‘Dick Johnson Is Dead‘ Review: Warm-hearted documentary about death
Typically, people die only once. But the titular character in the stellar new Netflix documentary Dick Johnson Is Dead dies quite a few times.
The octogenarian psychiatrist is the father of filmmaker Kirsten Johnson, who came up with the concept for this film around the time of her dad’s retirement from his practice due to his worsening dementia. As a way of battling the anxiety of inevitably losing her only remaining parent with pitch-black humor, she conceived of shooting staged versions of her dad dying in cartoonish and irregular ways. Whether he’s getting knocked out with a falling AC unit or fatally slapped with a 2×4 from a clueless construction worker, Dick and the stuntmen that stand in for him play out these macabre, Harold and Maude-esque fantasies both with good cheer and technical precision.
However, not all of these fantastical scenes are quite so morbid. Kirsten Johnson also stages an elaborate sequence in heaven, in which confetti appears to constantly fall in slow motion as Dick gleefully plays clarinet for jitterbugging historical figures. One transcendental shot depicts Dick slowly floating in the air along with his favorite chair and ottoman as he seems to either rest or meditate in his high-rise New York office. Even Jesus makes an appearance, washing Dick’s malformed feet until they are miraculously made whole once again. Outside of these cinematic reveries, Kirsten spends the rest of her documentary sharing candid conversations between herself and her father with topics ranging from religion to chocolate cake.
This is obviously tricky and extremely personal material, and half the fun of watching Dick Johnson Is Dead is marveling at director Kirsten Johnson’s ability to gracefully maneuver the tightrope of tonal management. We always get the sense that Dick is in on the “joke,” as it were — “I’ve always wanted to be in the movies!” he assures his grandkids in the film’s opening moments.
Though we never see Kirsten explicitly explain the nature of her unconventional documentary to her dad, he seems game for these silly stunts and opines, “You see a lot of weird stuff in movies that never happens.” As production assistants explain the mechanics of a device that shoots out fake blood for one of his stunts, he clarifies that he doesn’t want to use his actual blood for the pump, reminding the young assistants, “I like my blood, I’ve become accustomed to it!”
Those quotes should give one an idea just how good-natured, convivial, and frankly adorable Dick Johnson comes across throughout this wild experiment of a movie. There’s something so rewarding about watching a film so fixated with mortality and disintegration of the human body also center itself around a protagonist who has the best possible attitude and perspective on the subjects.
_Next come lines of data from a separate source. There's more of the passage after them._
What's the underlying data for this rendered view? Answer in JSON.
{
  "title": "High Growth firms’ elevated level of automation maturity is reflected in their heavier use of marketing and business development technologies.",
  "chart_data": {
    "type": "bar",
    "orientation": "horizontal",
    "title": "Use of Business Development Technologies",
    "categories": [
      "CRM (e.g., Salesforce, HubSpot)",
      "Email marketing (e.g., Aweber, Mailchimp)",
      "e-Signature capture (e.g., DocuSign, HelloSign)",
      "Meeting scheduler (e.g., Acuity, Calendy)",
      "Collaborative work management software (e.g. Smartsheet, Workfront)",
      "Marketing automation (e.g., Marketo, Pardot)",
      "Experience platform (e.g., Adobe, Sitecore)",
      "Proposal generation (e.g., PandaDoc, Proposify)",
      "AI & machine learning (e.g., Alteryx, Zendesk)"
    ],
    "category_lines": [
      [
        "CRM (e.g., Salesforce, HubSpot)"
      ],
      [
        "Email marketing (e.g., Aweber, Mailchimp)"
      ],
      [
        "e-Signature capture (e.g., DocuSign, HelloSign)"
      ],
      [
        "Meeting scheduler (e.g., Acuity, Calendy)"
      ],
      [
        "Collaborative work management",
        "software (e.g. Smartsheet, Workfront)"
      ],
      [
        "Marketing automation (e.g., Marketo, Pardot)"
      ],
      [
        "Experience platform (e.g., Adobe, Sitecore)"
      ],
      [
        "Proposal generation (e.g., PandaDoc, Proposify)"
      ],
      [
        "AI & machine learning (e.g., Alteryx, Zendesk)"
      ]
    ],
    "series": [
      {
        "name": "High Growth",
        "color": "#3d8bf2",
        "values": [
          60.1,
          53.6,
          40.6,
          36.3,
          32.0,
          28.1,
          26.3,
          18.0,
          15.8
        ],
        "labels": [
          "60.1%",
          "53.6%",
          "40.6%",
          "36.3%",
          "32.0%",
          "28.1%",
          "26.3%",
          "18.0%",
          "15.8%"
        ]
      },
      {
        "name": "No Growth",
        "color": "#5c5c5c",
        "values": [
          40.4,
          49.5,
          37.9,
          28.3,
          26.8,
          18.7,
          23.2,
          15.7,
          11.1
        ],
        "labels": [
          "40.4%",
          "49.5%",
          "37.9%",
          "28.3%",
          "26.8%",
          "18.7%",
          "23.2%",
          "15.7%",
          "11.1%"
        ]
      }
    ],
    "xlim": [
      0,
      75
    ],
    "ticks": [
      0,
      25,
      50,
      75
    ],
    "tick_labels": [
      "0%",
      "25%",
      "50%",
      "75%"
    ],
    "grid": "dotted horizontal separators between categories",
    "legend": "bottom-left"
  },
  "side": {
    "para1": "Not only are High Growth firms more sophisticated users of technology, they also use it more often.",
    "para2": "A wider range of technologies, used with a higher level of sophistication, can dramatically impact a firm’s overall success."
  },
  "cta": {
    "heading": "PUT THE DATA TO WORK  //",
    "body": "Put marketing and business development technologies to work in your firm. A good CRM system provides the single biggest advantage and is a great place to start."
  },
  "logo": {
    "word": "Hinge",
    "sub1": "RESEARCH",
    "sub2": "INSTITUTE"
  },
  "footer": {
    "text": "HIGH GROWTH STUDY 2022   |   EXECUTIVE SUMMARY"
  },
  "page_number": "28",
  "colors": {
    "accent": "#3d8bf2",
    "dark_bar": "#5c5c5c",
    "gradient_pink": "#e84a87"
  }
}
In a country where discussions about death are often regarded as taboo, audiences may initially blanch at this cinematic equivalent of “whistling past the graveyard,” but it’s easy to be drawn in once the poignant and playful rhythm of Kirsten Johnson’s film is established.
Much like last year’s outstanding The Farewell, which also tenderly dealt with the prospect of losing our loved ones, the film furthers this cultural conversation in a similarly amiable manner.
To give her movie another layer of unconventionality, Kirsten Johnson implements metatextual touches that blur the line between fiction and non-fiction, as when she uses a skywriter plane to outline a passage of time in the “narrative.”
Despite its unique approach to its themes, the film is far from inaccessible and those who stumble upon it while aimlessly browsing Netflix’s seemingly infinite catalog may be pleasantly surprised by it. Dick Johnson Is Dead is a powerful reminder that nobody lives forever, but thankfully, movies do.
New movies this weekend
Streaming on Netflix is Hubie Halloween, a horror comedy starring Adam Sandler and Julie Bowen about a Salem, Massachusetts, resident who’s out to save his hometown’s Halloween from monsters.
Opening in theaters is The War with Grandpa, a family comedy starring Robert De Niro and Uma Thurman about a prank war that starts between a boy and his grandfather when they’re forced to share the same living space.
Available to watch on Hulu is Books of Blood, an anthology movie based on the Clive Barker horror book series starring Britt Robertson and Anna Friel which interweaves three terrifying stories.